In the verses preceding, John tells his friends that he is like the best man in a wedding. And as Jesus comes and rescues his bride (the church), John stands by and cheers him on, eager to see the marriage come together. He says that he finds his joy in this role, and his joy “is now complete.” John says he doesn’t get lasting joy from soaking up the spotlight. He doesn’t get full joy from being big. John’s joy comes from pointing the spotlight on another, and becoming smaller in the process.

The same is true for us. Becoming less is actually a pursuit of everlasting joy. Like John, when we find our role in this great story God weaved together before the beginning of time, that is where we finally find our satisfaction. And our role is not to soak up the spotlight. Our role is not to make ourselves big, famous, noticed, and loved. Our role is to feel small. To become less. To look in wonder as Jesus becomes greater and stand before him mesmerized.

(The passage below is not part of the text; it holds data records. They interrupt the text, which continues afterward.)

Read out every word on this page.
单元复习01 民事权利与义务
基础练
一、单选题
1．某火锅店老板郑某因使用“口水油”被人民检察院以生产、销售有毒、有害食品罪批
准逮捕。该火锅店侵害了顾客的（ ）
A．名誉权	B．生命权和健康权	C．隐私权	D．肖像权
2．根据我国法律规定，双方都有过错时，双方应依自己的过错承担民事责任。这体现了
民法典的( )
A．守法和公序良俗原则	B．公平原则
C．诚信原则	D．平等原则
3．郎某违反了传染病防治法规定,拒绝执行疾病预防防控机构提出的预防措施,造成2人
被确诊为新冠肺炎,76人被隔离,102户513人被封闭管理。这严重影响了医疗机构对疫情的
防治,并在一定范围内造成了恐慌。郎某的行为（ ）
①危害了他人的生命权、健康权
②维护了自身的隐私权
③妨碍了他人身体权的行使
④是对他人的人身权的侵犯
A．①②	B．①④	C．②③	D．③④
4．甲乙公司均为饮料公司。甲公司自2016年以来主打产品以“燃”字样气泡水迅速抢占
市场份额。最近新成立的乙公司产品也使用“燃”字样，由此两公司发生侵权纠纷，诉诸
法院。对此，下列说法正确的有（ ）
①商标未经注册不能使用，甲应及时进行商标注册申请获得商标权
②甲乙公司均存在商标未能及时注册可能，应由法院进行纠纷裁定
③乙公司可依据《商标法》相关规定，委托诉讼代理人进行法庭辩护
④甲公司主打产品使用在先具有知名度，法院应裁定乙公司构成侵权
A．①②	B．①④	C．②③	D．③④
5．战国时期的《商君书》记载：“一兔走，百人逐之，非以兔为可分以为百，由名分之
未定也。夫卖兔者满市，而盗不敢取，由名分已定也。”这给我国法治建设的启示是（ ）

John Piper put it this way, “Insignificance in the presence of greatness is the capstone of joy.”

And we know this is true. When we stand before a stretched out ocean, when we look over a sunset from the top of a mountain, when we lay beneath the stars in the country, or when we behold a wonder like Niagara Falls— do those moments ever make us think about our greatness? Of course not! We never reach a destination like that and pull out a mirror, spending our time admiring our own reflection. Instead, we feel small. We get lost in something so much bigger, so much greater than ourselves. And we feel alive.

This is the goal of a life marked by John 3:30. Get lost in the greatness of the glory of Jesus. Become less. And do it for your joy.